Medical Center Ransomware Attack Affects 700,000Incident Is Latest on Growing List of Recent Major Healthcare Data Hacks
An Arizona medical center that suffered a ransomware attack in April has begun notifying 700,000 individuals of a data breach compromising sensitive medical and personal information.
The incident is the latest among an ever-growing list of healthcare sector entities reporting major health data breaches in recent weeks and months involving ransomware and other hacking attacks.
"The healthcare industry is always going to be a target from certain actors due to the type of data that they intrinsically gather and process," says Tony Cook, head of threat intelligence at security firm GuidePoint Security. The key to stopping attacks is to deploy controls for catching intrusions early on before attackers spread laterally into the network, he adds.
In a statement posted on its website, Yuma, Arizona-based Yuma Regional Medical Center says that on April 25, it identified a ransomware incident affecting internal systems.
The center says it took immediate action by taking systems offline and notifying law enforcement officials and third-party forensics experts.
An investigation into the incident determined that there was unauthorized access to its network for several days, between April 21 and April 25. During that time, a "subset of files" was removed from YRMC's systems.
Those compromised files contained patient information, including names, Social Security numbers, health insurance information and limited medical information relating to care, the notice says.
The organization's electronic medical record system was not affected by the incident, YRMC says.
In a statement posted on the center's website during the time it was dealing with the ransomware attack, the organization said that most of its facilities would remain open.
Patient care, for the most part, continued using the center's "established back-up processes and other downtime procedures."
The center did not immediately respond to Information Security Media Group's request for additional details about the incident, including whether a ransom was demanded or paid.
As of Tuesday, the YRMC incident had not yet been posted to the U.S. Department of Health and Human Services' HIPAA Breach Reporting Tool website listing health data breaches affecting 500 or more individuals.
The incident would rank as the fourth-largest health data breach so far in 2022, according to data on HHS' Office for Civil Rights HIPAA breach reporting website.

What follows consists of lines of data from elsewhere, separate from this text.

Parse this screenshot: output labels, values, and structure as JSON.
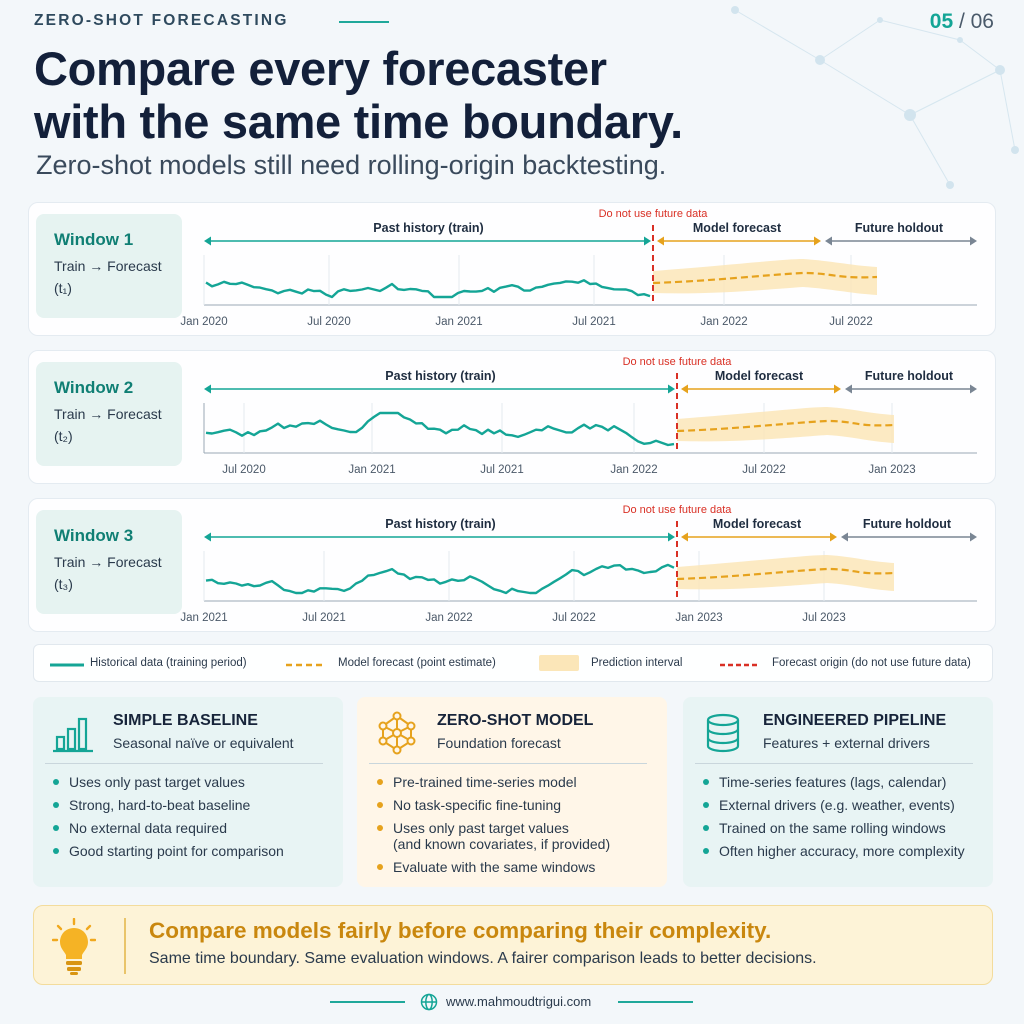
{
  "header": {
    "kicker": "ZERO-SHOT FORECASTING",
    "page_current": "05",
    "page_sep_total": " / 06",
    "title_line1": "Compare every forecaster",
    "title_line2": "with the same time boundary.",
    "subtitle": "Zero-shot models still need rolling-origin backtesting."
  },
  "windows": [
    {
      "name": "Window 1",
      "desc": "Train → Forecast",
      "t": "(t₁)",
      "warning": "Do not use future data",
      "train_label": "Past history (train)",
      "forecast_label": "Model forecast",
      "holdout_label": "Future holdout",
      "ticks": [
        "Jan 2020",
        "Jul 2020",
        "Jan 2021",
        "Jul 2021",
        "Jan 2022",
        "Jul 2022"
      ]
    },
    {
      "name": "Window 2",
      "desc": "Train → Forecast",
      "t": "(t₂)",
      "warning": "Do not use future data",
      "train_label": "Past history (train)",
      "forecast_label": "Model forecast",
      "holdout_label": "Future holdout",
      "ticks": [
        "Jul 2020",
        "Jan 2021",
        "Jul 2021",
        "Jan 2022",
        "Jul 2022",
        "Jan 2023"
      ]
    },
    {
      "name": "Window 3",
      "desc": "Train → Forecast",
      "t": "(t₃)",
      "warning": "Do not use future data",
      "train_label": "Past history (train)",
      "forecast_label": "Model forecast",
      "holdout_label": "Future holdout",
      "ticks": [
        "Jan 2021",
        "Jul 2021",
        "Jan 2022",
        "Jul 2022",
        "Jan 2023",
        "Jul 2023"
      ]
    }
  ],
  "legend": {
    "historical": "Historical data (training period)",
    "forecast": "Model forecast (point estimate)",
    "interval": "Prediction interval",
    "origin": "Forecast origin (do not use future data)"
  },
  "panels": [
    {
      "icon": "bar-chart-icon",
      "title": "SIMPLE BASELINE",
      "subtitle": "Seasonal naïve or equivalent",
      "items": [
        "Uses only past target values",
        "Strong, hard-to-beat baseline",
        "No external data required",
        "Good starting point for comparison"
      ]
    },
    {
      "icon": "network-icon",
      "title": "ZERO-SHOT MODEL",
      "subtitle": "Foundation forecast",
      "items": [
        "Pre-trained time-series model",
        "No task-specific fine-tuning",
        "Uses only past target values\n(and known covariates, if provided)",
        "Evaluate with the same windows"
      ]
    },
    {
      "icon": "database-icon",
      "title": "ENGINEERED PIPELINE",
      "subtitle": "Features + external drivers",
      "items": [
        "Time-series features (lags, calendar)",
        "External drivers (e.g. weather, events)",
        "Trained on the same rolling windows",
        "Often higher accuracy, more complexity"
      ]
    }
  ],
  "callout": {
    "title": "Compare models fairly before comparing their complexity.",
    "text": "Same time boundary. Same evaluation windows. A fairer comparison leads to better decisions."
  },
  "footer": {
    "url": "www.mahmoudtrigui.com"
  },
  "colors": {
    "teal": "#14a596",
    "orange": "#e6a21d",
    "red": "#d93025",
    "interval": "#fbe6b8"
  }
}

The largest health data breach so far this year has been a hacking incident affecting 2 million individuals reported on May 27 by Massachusetts-based medical imaging services provider Shields Health Care Group.
Shields has not disclosed whether its hacking incident involved ransomware. The other two largest health data breaches posted on the HHS OCR website so far in 2022 both involved ransomware and data exfiltration.

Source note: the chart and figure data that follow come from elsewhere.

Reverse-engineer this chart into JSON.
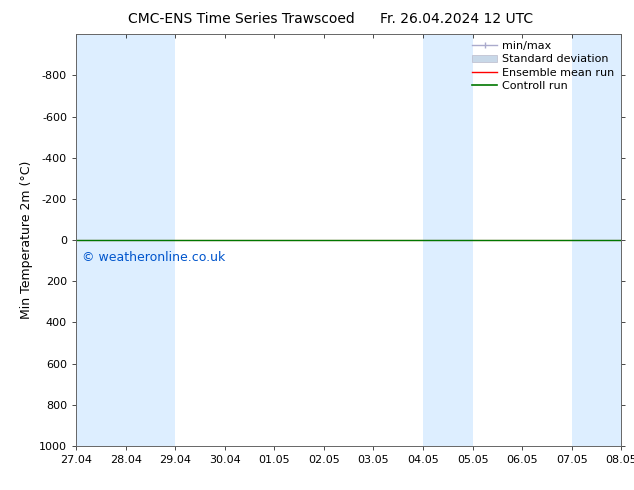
{
  "title": "CMC-ENS Time Series Trawscoed",
  "title_right": "Fr. 26.04.2024 12 UTC",
  "ylabel": "Min Temperature 2m (°C)",
  "watermark": "© weatheronline.co.uk",
  "ylim_bottom": 1000,
  "ylim_top": -1000,
  "yticks": [
    -800,
    -600,
    -400,
    -200,
    0,
    200,
    400,
    600,
    800,
    1000
  ],
  "x_labels": [
    "27.04",
    "28.04",
    "29.04",
    "30.04",
    "01.05",
    "02.05",
    "03.05",
    "04.05",
    "05.05",
    "06.05",
    "07.05",
    "08.05"
  ],
  "x_values": [
    0,
    1,
    2,
    3,
    4,
    5,
    6,
    7,
    8,
    9,
    10,
    11
  ],
  "xlim": [
    0,
    11
  ],
  "shaded_bands": [
    {
      "x_start": 0,
      "x_end": 1,
      "color": "#ddeeff"
    },
    {
      "x_start": 1,
      "x_end": 2,
      "color": "#ddeeff"
    },
    {
      "x_start": 7,
      "x_end": 8,
      "color": "#ddeeff"
    },
    {
      "x_start": 10,
      "x_end": 11,
      "color": "#ddeeff"
    }
  ],
  "control_run_y": 0,
  "ensemble_mean_y": 0,
  "minmax_color": "#aaaacc",
  "std_dev_color": "#c8d8e8",
  "ensemble_mean_color": "#ff0000",
  "control_run_color": "#007700",
  "background_color": "#ffffff",
  "plot_bg_color": "#ffffff",
  "legend_entries": [
    "min/max",
    "Standard deviation",
    "Ensemble mean run",
    "Controll run"
  ],
  "font_size_title": 10,
  "font_size_axis": 9,
  "font_size_ticks": 8,
  "font_size_legend": 8,
  "font_size_watermark": 9,
  "watermark_color": "#0055cc"
}
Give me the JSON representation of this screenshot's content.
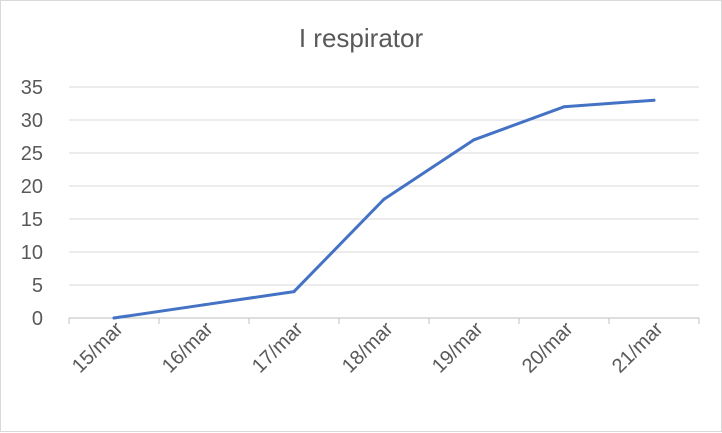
{
  "chart_data": {
    "type": "line",
    "title": "I respirator",
    "categories": [
      "15/mar",
      "16/mar",
      "17/mar",
      "18/mar",
      "19/mar",
      "20/mar",
      "21/mar"
    ],
    "series": [
      {
        "values": [
          0,
          2,
          4,
          18,
          27,
          32,
          33
        ],
        "color": "#4472c4"
      }
    ],
    "ylim": [
      0,
      35
    ],
    "yticks": [
      0,
      5,
      10,
      15,
      20,
      25,
      30,
      35
    ],
    "grid": true,
    "legend": "none"
  }
}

Those include a health data breach reported on Jan. 2 by Fort Lauderdale, Florida-based Broward Health as affecting 1.3 million individuals, and a breach reported on May 18 by Fairfield, California-based managed care provider Partnership HealthPlan of California as affecting nearly 855,000 individuals.
Mike Hamilton, CISO at security firm Critical Insight, says the information released publicly so far by YRMC describes the incident as involving ransomware but that the center hasn't disclosed whether it received an extortion demand.
"This may indicate that the focus of the actors was limited to records theft to sell, or a state actor that continues to collect information on U.S. persons - this is a tactic of China," says Hamilton, the former CISO of the city of Seattle.
China has been implicated in some of the largest U.S. data breaches, including the 2014 cyberattack on health insurer Anthem, which affected nearly 79 million individuals and ranks as the largest health data breach reported to date.
"Limiting these acts to records theft and not extortion through ransomware is a trend that will likely continue, but global geopolitical events can swing that pendulum either way at this point," he adds.
In its notice about its ransomware breach, YRMC says it is taking action to prevent future similar incidents, including strengthening the security of its systems and continuing to enhance protocols to safeguard information.
For many of the organizations falling victim to ransomware attacks, commitment to preventative measures comes too late, many experts say.
"After a ransomware attack, organizations frequently state that they'll be taking steps to strengthen security," says Brett Callow, a threat analyst at security firm Emisoft.
"Post-incident investments often represent catch-up spending to address whatever long-standing weakness enabled an attack to succeed. Obviously, it’d be better if organizations were to be making these investments prior to incidents happening, not after," he says.
"The reality is that many incidents are preventable and the steps needed to prevent them, such as using multifactor authentication, are often quite basic," he adds.
GuidePoint's Cook recommends that healthcare organizations "get back to the basics, similar to the CISA Shields Up recommendations, and understand their environment to defend it properly."
In order to best defend critical data in healthcare institutes, it is imperative to first understand where data lives and what defenses are in place, Cook says.
Organizations should take proactive steps to ensure that they are prepared in case they are affected by an intrusion, including having updated incident response plans, playbooks and tabletop exercises, he says.
Benjamin Denkers, chief innovation officer at privacy and security consultancy CynergisTek offers a similar assessment.
"Organizations need to do a better job of understanding what the true threat landscape looks like and how it applies to their assets. Validating that controls in place are working as designed goes a long way in helping prepare for future attack," he says.
"Routinely testing for various scenarios helps ensure everyone knows what to do and will also allow for weaknesses to be spotted prior to an actual incident."